How often do you check our what’s going on with your feet? Maybe when something is going wrong you inspect them or go see a doctor. But how much time do you spend actually finding out what your feet should be doing and whether they’re doing it? Speaking broadly, your foot is supposed to be able to do two main things: pronate and supinate. Pronation is where the arch of the foot collapses when we put weight on our leg. Supination is where the inside face of the foot shortens to create a solid structure to push off from. Being able to do both of these well and transition easily from one to another is crucial for good foot health and overall body mechanics. You may have heard of people talking about ‘fallen arches’ or avoiding being stuck in ‘evil pronation’. Well, this comes from a misunderstanding of the role of pronation. Sure, you don’t want to be stuck in pronation so you can’t find supination. The usual ‘cure’ for fallen arches or overpronation is to restrict the movement of your feet so you can’t pronate. The problem with restricting the movement of the foot like this is it prevents the ENTIRE body from moving optimally. Read that again. THE ENTIRE BODY. I encourage you to take a look down at your feet when you bend and straighten your knees and see whether both your feet are able to pronate and supinate. (If you’re curious, I made a video on this topic that you can find on my Facebook page www.facebook.com/flowmovementtherapy.)

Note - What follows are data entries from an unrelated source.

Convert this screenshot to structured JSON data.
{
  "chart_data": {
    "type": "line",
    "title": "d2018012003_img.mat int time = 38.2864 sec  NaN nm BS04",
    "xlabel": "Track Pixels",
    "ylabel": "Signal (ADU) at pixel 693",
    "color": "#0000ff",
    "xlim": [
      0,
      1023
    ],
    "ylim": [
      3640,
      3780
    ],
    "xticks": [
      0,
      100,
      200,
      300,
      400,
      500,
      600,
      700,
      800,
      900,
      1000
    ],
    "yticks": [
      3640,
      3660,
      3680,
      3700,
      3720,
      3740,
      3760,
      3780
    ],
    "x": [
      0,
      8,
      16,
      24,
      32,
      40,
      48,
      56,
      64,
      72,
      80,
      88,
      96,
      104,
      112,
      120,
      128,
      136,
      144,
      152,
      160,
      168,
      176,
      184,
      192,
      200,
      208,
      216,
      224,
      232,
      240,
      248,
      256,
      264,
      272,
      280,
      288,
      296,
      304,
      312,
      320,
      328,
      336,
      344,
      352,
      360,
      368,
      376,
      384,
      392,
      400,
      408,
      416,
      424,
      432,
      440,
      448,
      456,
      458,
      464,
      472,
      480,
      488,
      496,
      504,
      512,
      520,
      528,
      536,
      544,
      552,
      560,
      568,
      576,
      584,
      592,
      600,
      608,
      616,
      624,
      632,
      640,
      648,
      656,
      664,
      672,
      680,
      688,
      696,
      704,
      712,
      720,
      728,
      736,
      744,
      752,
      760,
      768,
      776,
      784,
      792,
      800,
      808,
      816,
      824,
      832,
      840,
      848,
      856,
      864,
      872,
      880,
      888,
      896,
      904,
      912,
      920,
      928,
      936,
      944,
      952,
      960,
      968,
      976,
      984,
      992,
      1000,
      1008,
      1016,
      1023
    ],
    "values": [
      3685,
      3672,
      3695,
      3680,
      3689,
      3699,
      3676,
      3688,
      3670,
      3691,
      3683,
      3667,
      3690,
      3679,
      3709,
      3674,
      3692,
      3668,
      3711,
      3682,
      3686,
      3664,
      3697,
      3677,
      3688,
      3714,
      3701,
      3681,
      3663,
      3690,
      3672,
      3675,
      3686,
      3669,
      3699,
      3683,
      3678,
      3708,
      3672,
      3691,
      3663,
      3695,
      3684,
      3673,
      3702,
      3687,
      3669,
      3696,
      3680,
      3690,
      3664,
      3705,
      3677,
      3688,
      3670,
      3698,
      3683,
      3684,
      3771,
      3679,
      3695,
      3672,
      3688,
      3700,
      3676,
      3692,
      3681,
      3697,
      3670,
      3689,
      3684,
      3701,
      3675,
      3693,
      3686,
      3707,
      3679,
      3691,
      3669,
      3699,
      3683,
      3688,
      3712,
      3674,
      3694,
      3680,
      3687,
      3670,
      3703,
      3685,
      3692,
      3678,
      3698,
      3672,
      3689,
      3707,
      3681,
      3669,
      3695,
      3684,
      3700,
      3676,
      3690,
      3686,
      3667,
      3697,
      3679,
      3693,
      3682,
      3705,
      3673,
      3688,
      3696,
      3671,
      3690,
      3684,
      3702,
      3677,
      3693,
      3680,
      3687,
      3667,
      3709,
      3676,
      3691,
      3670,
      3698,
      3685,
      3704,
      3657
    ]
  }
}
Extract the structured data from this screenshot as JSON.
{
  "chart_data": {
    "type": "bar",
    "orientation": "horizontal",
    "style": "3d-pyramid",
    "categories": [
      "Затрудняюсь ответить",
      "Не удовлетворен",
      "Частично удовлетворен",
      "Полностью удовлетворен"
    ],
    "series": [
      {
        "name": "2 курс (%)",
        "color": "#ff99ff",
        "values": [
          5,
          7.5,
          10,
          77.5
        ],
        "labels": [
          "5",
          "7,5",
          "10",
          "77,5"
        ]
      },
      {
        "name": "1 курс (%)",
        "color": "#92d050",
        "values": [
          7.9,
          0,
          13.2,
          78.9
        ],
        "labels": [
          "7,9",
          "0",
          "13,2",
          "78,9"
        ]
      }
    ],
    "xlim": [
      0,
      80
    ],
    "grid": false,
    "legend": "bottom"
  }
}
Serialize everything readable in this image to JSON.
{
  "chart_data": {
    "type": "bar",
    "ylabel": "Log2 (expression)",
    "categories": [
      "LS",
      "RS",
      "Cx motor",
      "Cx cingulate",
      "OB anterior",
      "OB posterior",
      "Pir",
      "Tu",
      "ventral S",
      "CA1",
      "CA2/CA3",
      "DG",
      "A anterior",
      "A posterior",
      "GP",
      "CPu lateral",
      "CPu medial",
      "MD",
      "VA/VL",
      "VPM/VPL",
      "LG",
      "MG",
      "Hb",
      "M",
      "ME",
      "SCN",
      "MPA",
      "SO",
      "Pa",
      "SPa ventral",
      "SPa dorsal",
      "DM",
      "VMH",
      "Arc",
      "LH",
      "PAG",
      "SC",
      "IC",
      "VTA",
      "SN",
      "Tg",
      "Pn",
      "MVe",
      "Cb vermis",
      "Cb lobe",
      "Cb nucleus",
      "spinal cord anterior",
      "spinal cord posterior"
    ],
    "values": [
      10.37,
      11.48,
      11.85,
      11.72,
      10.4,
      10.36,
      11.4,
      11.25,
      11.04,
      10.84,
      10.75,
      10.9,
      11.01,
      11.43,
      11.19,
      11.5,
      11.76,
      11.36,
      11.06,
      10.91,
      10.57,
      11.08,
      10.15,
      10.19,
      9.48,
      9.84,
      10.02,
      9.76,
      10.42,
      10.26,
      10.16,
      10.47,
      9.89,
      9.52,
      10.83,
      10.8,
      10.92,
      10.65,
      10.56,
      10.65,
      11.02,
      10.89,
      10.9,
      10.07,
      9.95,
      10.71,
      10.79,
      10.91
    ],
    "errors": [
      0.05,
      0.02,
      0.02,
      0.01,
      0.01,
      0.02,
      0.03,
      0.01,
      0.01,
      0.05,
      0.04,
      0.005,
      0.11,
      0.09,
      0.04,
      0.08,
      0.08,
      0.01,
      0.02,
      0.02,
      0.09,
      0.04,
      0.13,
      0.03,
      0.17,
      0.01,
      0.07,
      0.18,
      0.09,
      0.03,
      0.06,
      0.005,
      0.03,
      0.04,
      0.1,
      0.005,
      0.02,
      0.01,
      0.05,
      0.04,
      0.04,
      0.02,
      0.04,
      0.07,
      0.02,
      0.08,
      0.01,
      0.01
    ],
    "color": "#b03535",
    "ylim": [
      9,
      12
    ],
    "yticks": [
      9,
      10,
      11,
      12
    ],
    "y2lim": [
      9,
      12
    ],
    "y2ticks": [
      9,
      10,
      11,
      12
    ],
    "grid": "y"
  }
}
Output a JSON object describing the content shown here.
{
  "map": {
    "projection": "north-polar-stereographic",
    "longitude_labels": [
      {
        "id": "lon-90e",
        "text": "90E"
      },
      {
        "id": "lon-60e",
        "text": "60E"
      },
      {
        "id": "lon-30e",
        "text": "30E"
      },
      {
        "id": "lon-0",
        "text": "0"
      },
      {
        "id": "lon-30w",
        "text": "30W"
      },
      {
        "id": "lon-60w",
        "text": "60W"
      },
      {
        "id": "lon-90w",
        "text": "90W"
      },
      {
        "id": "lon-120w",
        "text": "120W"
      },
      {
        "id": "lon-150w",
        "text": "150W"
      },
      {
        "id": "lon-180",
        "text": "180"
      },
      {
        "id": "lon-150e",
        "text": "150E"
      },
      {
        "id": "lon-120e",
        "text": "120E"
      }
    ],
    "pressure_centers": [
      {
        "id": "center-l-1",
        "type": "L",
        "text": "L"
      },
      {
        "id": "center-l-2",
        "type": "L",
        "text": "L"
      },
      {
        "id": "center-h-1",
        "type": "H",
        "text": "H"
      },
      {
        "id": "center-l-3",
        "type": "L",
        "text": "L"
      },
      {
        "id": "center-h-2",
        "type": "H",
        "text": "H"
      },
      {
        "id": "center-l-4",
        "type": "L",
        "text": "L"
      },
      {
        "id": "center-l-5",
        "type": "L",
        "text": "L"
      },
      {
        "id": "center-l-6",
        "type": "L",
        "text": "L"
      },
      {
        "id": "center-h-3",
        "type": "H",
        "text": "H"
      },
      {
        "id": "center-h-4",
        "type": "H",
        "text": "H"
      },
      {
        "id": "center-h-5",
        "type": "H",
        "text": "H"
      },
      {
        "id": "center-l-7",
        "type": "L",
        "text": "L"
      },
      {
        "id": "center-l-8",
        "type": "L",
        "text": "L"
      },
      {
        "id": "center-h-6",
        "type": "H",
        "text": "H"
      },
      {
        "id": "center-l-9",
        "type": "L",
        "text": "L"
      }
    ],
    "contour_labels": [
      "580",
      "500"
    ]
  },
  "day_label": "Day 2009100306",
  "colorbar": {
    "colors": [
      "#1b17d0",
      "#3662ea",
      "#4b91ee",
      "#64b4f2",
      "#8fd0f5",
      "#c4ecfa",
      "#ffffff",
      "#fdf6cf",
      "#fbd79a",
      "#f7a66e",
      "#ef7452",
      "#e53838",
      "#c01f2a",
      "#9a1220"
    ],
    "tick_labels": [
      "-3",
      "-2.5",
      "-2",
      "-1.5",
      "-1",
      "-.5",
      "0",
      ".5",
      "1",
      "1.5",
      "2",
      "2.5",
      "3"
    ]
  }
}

Give them the rest they need

Feet are just like the rest of your body. Lots of bones and joints, nerves, tendons, ligaments and muscles and all that good stuff. They get tired. They get overworked in certain areas and underworked in other areas. Feet are prone to stress fractures especially when our shoes or dance techniques (pointe shoes, ballroom heels, latin position, demipointe!) put stress on certain joints that usually don’t take as much pressure. So, give your feet a rest. Let them heal between training sessions. Pamper them.

Just for fun, try spending time rolling around on the floor or learning to handstand

Recently I’ve chosen to pull back on my time in the studio and do less salsa dancing. Partly this is a choice to focus more energy on my business but partly it’s because I’ve learned that there are certain ways of moving that are completely foreign to me. Foreign means I need to work on them! I’ve been inspired by other Anatomy in Motion practitioners who spend time learning how to do handstands. We spend so much of our time learning to walk the best way we can and help our clients do the same but how well are we able to balance on our hands, stack our spines efficiently in a foreign configuration and keep breathing while we do it? I was also inspired by the humbling experience of being unable to efficiently go from standing to floor to standing in a routine I was learning. I discovered that being able to do a deep squat, being able to move around on the floor and get up from the floor quickly are all connected. I discovered a practice called Animal Flow which teaches just that. And that’s my next movement challenge!